Thursday, February 3, 2011

Watch Your Step in "Animal Kingdom"

There are many films about young men who become criminals or delinquents thanks to the bad influence of unscrupulous relatives, but I don't think there have been any quite like "Animal Kingdom," an Australian crime film about a tight-knit family of career criminals. Our teenage hero is Joshua Cody, nicknamed J (James Frecheville), who moves in with his grandmother, Janine (Jacki Weaver), after his mother does of an overdose. J is quiet and keeps to himself, showing no interest in the dealings of his uncles, Craig (Sullivan Stapleton), Darren (Luke Ford), and Pope (Ben Mendelsohn), and their pal Baz (Joel Edgerton). Instead, he prefers spending his time with his girlfriend Nicky (Laura Wheelwright), and does his best to distance himself from his home life. However, all Cody brothers either live with Janine or are at the house constantly, making it difficult for J to avoid being present at the wrong times. Eventually a job goes wrong and the police start to take an interest, led by Officer Leckie (Guy Pearce). Suddenly J may know too much, and his loyalties are called into question.

A key element that makes "Animal Kingdom" distinctive from so many other similar crime stories is its suburban setting. The Cody brothers are not ghetto dwellers or suit-wearing sophisticates. They plan their jobs in living rooms and bedrooms, often with their mother or their girlfriends in close proximity. This does not mean that their crimes are more innocuous. The film depicts several acts of violence, heightened by the fact that they take place in backyards or familiar neighborhood streets. The most intense and upsetting one plays out on Janine's living room couch. Likewise, the characters behave like normal, everyday people. All the various relationships within a criminal hierarchy we usually see in mobster films like "The Godfather," are condensed into the simplest family dynamics. How the Cody brothers relate to each other, and how their mother figures into their operation is vital to understanding their actions and motivations.

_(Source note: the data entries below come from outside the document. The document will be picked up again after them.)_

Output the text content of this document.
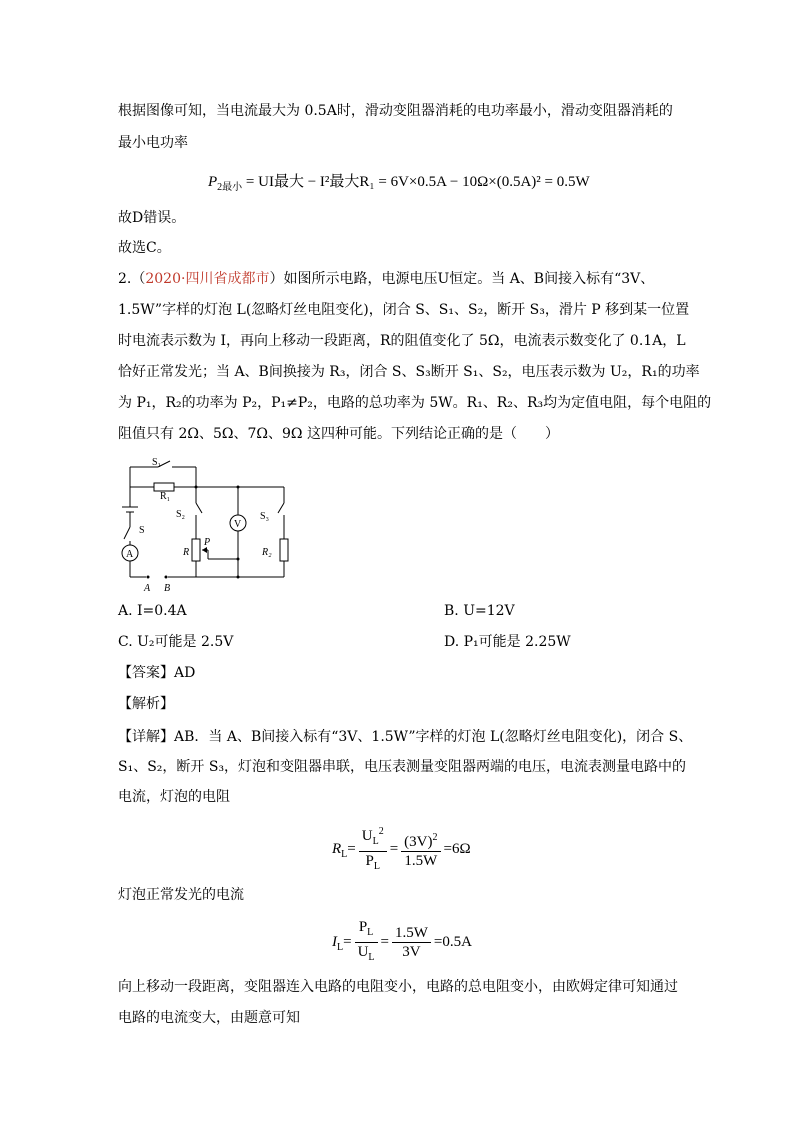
根据图像可知，当电流最大为 0.5A时，滑动变阻器消耗的电功率最小，滑动变阻器消耗的
最小电功率
$P_{2最小}$ = UI最大 − I²最大R₁ = 6V×0.5A − 10Ω×(0.5A)² = 0.5W
故D错误。
故选C。
2.（2020·四川省成都市）如图所示电路，电源电压U恒定。当 A、B间接入标有“3V、
1.5W”字样的灯泡 L(忽略灯丝电阻变化)，闭合 S、S₁、S₂，断开 S₃，滑片 P 移到某一位置
时电流表示数为 I，再向上移动一段距离，R的阻值变化了 5Ω，电流表示数变化了 0.1A，L
恰好正常发光；当 A、B间换接为 R₃，闭合 S、S₃断开 S₁、S₂，电压表示数为 U₂，R₁的功率
为 P₁，R₂的功率为 P₂，P₁≠P₂，电路的总功率为 5W。R₁、R₂、R₃均为定值电阻，每个电阻的
阻值只有 2Ω、5Ω、7Ω、9Ω 这四种可能。下列结论正确的是（　　）
S₁
R₁
S
A
S₂
R
P
V
S₃
R₂
A B
A. I=0.4A	B. U=12V
C. U₂可能是 2.5V	D. P₁可能是 2.25W
【答案】AD
【解析】
【详解】AB．当 A、B间接入标有“3V、1.5W”字样的灯泡 L(忽略灯丝电阻变化)，闭合 S、
S₁、S₂，断开 S₃，灯泡和变阻器串联，电压表测量变阻器两端的电压，电流表测量电路中的
电流，灯泡的电阻
$R_L= \frac{U_L^2}{P_L} = \frac{(3V)^2}{1.5W} =6\Omega$
灯泡正常发光的电流
$I_L= \frac{P_L}{U_L} = \frac{1.5W}{3V} =0.5A$
向上移动一段距离，变阻器连入电路的电阻变小，电路的总电阻变小，由欧姆定律可知通过
电路的电流变大，由题意可知
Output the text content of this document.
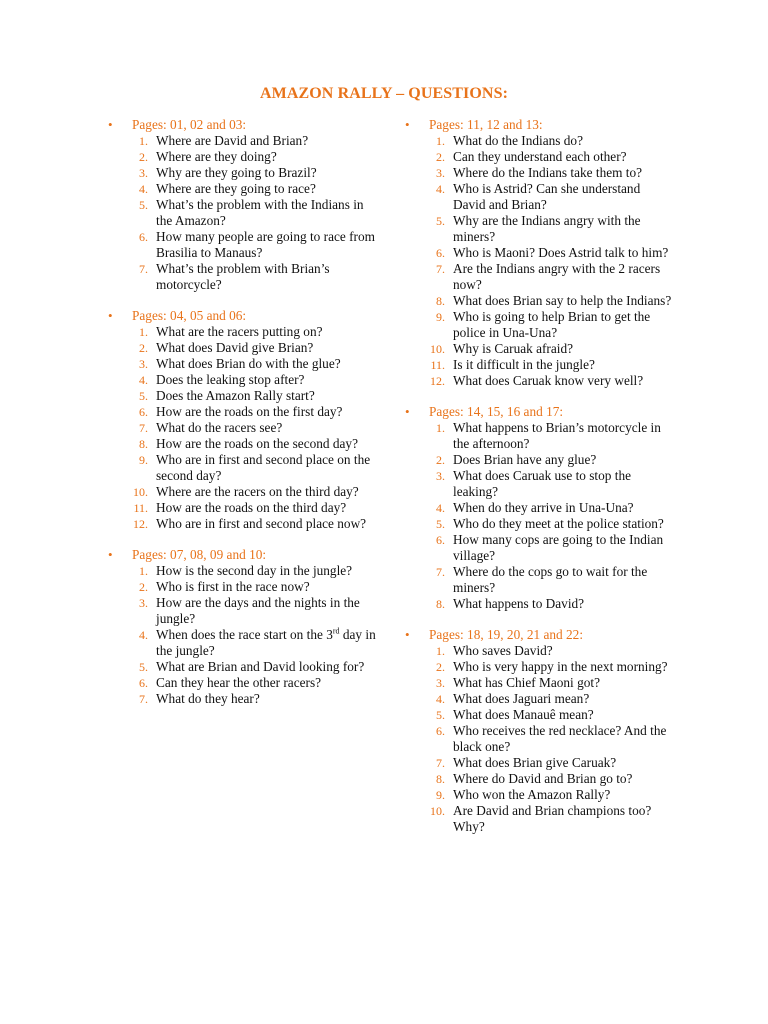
AMAZON RALLY – QUESTIONS:
• Pages: 01, 02 and 03:
1. Where are David and Brian?
2. Where are they doing?
3. Why are they going to Brazil?
4. Where are they going to race?
5. What’s the problem with the Indians in the Amazon?
6. How many people are going to race from Brasilia to Manaus?
7. What’s the problem with Brian’s motorcycle?
• Pages: 04, 05 and 06:
1. What are the racers putting on?
2. What does David give Brian?
3. What does Brian do with the glue?
4. Does the leaking stop after?
5. Does the Amazon Rally start?
6. How are the roads on the first day?
7. What do the racers see?
8. How are the roads on the second day?
9. Who are in first and second place on the second day?
10. Where are the racers on the third day?
11. How are the roads on the third day?
12. Who are in first and second place now?
• Pages: 07, 08, 09 and 10:
1. How is the second day in the jungle?
2. Who is first in the race now?
3. How are the days and the nights in the jungle?
4. When does the race start on the 3rd day in the jungle?
5. What are Brian and David looking for?
6. Can they hear the other racers?
7. What do they hear?
• Pages: 11, 12 and 13:
1. What do the Indians do?
2. Can they understand each other?
3. Where do the Indians take them to?
4. Who is Astrid? Can she understand David and Brian?
5. Why are the Indians angry with the miners?
6. Who is Maoni? Does Astrid talk to him?
7. Are the Indians angry with the 2 racers now?
8. What does Brian say to help the Indians?
9. Who is going to help Brian to get the police in Una-Una?
10. Why is Caruak afraid?
11. Is it difficult in the jungle?
12. What does Caruak know very well?
• Pages: 14, 15, 16 and 17:
1. What happens to Brian’s motorcycle in the afternoon?
2. Does Brian have any glue?
3. What does Caruak use to stop the leaking?
4. When do they arrive in Una-Una?
5. Who do they meet at the police station?
6. How many cops are going to the Indian village?
7. Where do the cops go to wait for the miners?
8. What happens to David?
• Pages: 18, 19, 20, 21 and 22:
1. Who saves David?
2. Who is very happy in the next morning?
3. What has Chief Maoni got?
4. What does Jaguari mean?
5. What does Manauê mean?
6. Who receives the red necklace? And the black one?
7. What does Brian give Caruak?
8. Where do David and Brian go to?
9. Who won the Amazon Rally?
10. Are David and Brian champions too? Why?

I wish I'd seen the film before knowing that Jacki Weaver's performance was getting accolades left and right, including a Best Supporting Actress Oscar nomination. She maintains a wonderful, warm presence as a loving mother and grandmother for so much of the film, with all these little domestic mannerisms that totally put the viewer off guard. And then her dark side emerges, without warning, and it's absolutely terrifying. Her performance is only one of several excellent ones in the film. Ben Mendelsohn as Pope, the most dangerous and unstable of the brothers, manages to be a real menace and a pathetic figure at the same time. And then there's James Frecheville, who will be one to watch in the future. He keeps J such a stoic presence, but not so much that you can't sense the conflicted emotions and adolescent frustrations below the surface.

In the wrong hands, this story could have been maudlin or overly bleak, but there's a good balance to "Animal Kingdom," particularly in the way that it uses J as an observer. His dialogue is sparse in the early going, and his relatives have such big personalities that the audience may forget, as the Codys sometimes do, that J is there with them in the scene. There are some instances where he provides narration of his inner thoughts, but these are brief and mostly disappear after the initial introductions to the characters. This means that while J is certainly the protagonist and always has our sympathies, the audience isn't privy to what he's thinking most of the time, and his actions can be unpredictable. The POV will also switch among the various members of the family, giving us different, revealing views of each character. Some of J's most interesting character development happens when he isn't onscreen, through his uncles or Janine by proxy.

The film's weakness, perhaps, is that the narrative ends up a little scattered, and some of the characters get lost in the shuffle. I got tripped up by the Australian accents here and there, but I was left far more disoriented by abrupt cuts and some rushed events. Nicky's family appears a few times and would seem to be important to later events in the film, but they curiously disappear. I liked the ending scenes, but the sequence immediately leading up to it feels slightly incomplete, like several important details were forgotten or left out. Too little exposition is always better than too much, but this was one of those cases where we could have used a little more.

But these are small complaints about one of the better coming-of-age crime stories I've seen in a while. Jacki Weaver's got my vote on Oscar night, and I'm glad her nomination means more people will be seeking out this film.